Guimaraes: Stadt der Talente

In der portugiesischen Kulturhauptstadt Guimaraes ist das Potenzial groß – vor allem in der Musik.
von  Robert B. Fishman aus Guimaraes

Guimaraes - In einer Seitengasse der Altstadt klingen Hammerschläge aus einer rußgeschwärzten winzigen Werkstatt. Gaspar Pintu do Correira schmiedet das Wappen seiner Heimatstadt: Es zeigt Portugals ersten König Afonso Henriques, den Gründer der Nation.

„Acqui nasceu Portugal“ („Hier wurde Portugal geboren“) steht in haushohen weißen Buchstaben an den Resten der Stadtmauer von Guimaraes.

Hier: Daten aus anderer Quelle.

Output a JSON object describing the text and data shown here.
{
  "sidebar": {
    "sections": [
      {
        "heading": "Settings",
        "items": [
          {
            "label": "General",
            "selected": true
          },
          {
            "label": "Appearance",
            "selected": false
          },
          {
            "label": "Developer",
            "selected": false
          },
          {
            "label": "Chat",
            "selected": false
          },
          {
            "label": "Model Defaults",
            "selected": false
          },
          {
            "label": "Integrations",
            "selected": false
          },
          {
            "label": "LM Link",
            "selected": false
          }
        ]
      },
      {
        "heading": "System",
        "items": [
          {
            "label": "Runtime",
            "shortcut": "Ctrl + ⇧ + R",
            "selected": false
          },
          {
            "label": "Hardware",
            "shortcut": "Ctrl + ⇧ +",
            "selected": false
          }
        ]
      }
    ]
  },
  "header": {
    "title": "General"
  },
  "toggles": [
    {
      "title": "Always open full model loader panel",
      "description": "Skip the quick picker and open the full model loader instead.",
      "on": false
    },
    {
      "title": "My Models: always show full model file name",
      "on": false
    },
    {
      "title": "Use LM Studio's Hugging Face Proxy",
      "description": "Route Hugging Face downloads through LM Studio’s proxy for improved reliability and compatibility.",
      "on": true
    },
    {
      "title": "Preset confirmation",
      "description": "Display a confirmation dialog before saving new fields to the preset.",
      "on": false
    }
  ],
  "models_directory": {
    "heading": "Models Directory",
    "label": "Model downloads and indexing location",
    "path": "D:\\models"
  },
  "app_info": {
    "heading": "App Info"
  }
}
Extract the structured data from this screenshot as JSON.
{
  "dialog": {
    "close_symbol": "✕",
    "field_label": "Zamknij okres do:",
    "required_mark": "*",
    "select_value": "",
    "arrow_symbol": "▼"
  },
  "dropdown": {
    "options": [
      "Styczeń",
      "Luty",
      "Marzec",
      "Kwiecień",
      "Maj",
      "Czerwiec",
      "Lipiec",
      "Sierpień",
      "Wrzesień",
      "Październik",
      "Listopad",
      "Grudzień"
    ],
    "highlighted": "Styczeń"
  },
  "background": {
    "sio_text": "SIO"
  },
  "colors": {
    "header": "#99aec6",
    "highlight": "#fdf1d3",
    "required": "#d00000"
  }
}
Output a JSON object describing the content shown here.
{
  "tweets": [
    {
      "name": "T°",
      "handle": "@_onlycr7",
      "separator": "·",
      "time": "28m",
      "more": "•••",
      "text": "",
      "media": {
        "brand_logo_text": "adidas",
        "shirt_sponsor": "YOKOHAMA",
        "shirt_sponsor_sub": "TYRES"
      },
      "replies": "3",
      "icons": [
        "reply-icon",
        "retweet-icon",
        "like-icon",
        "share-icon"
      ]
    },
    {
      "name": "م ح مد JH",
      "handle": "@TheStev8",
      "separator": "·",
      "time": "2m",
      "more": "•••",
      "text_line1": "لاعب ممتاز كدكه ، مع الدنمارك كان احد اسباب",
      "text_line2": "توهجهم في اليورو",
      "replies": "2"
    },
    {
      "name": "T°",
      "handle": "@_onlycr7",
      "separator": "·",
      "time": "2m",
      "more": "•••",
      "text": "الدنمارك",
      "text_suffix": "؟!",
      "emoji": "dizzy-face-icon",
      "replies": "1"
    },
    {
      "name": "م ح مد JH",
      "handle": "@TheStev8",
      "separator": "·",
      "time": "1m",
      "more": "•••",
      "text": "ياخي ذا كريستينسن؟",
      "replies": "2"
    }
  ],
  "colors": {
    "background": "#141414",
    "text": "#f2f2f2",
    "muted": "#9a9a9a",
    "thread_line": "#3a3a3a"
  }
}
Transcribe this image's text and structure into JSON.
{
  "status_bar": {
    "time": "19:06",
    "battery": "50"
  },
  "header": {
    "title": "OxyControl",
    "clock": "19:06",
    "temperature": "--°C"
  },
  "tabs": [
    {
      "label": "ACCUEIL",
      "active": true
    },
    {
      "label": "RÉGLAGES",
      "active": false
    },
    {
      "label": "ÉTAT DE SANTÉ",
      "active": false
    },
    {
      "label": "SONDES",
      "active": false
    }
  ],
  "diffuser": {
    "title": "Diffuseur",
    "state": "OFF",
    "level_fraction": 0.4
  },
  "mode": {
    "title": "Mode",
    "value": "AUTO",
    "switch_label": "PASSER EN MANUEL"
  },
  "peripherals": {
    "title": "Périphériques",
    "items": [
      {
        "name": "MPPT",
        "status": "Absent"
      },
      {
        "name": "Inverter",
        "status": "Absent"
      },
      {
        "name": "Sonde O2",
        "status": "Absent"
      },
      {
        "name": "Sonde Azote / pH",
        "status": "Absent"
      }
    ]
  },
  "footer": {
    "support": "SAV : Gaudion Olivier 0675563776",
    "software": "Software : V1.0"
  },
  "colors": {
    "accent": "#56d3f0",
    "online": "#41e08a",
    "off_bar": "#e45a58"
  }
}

Die „Wiege der Nation“ thront auf einem Hügel über der Stadt: eine mächtige, mehrstöckige Festung aus dem 11. Jahrhundert mit einem 27 Meter hohen Bergfried. Nach seinem Sieg über die Mauren zwingt Afonso Henriques die spanische Krone 1143, die Unabhängigkeit seiner Grafschaft Portucale anzuerkennen. Die Burg wird Regierungssitz des neuen Staates.

Pintu do Correira freut sich über den neuen Ehrentitel seiner Heimatstadt: Europäische Kulturhauptstadt 2012. Wäre Guimaraes nicht Europäische Kulturhauptstadt, würde er wie in all den anderen Jahren vor allem die Wappen beliebter Fußballvereine oder andere Dekorationsgegenstände schmieden. „Reich wird man damit nicht“, erzählt der kräftige 67-Jährige. Portugal spart. Die neue Regierung hat dem Land ein gnadenloses Sparprogramm verordnet, die Mehrwertsteuer erhöht und die Gehälter im öffentlichen Dienst gekürzt. Viele Wohnungen in der Altstadt von Guimaraes stehen zum Verkauf. Dabei geht es der Stadt, verglichen mit dem restlichen Land, noch relativ gut.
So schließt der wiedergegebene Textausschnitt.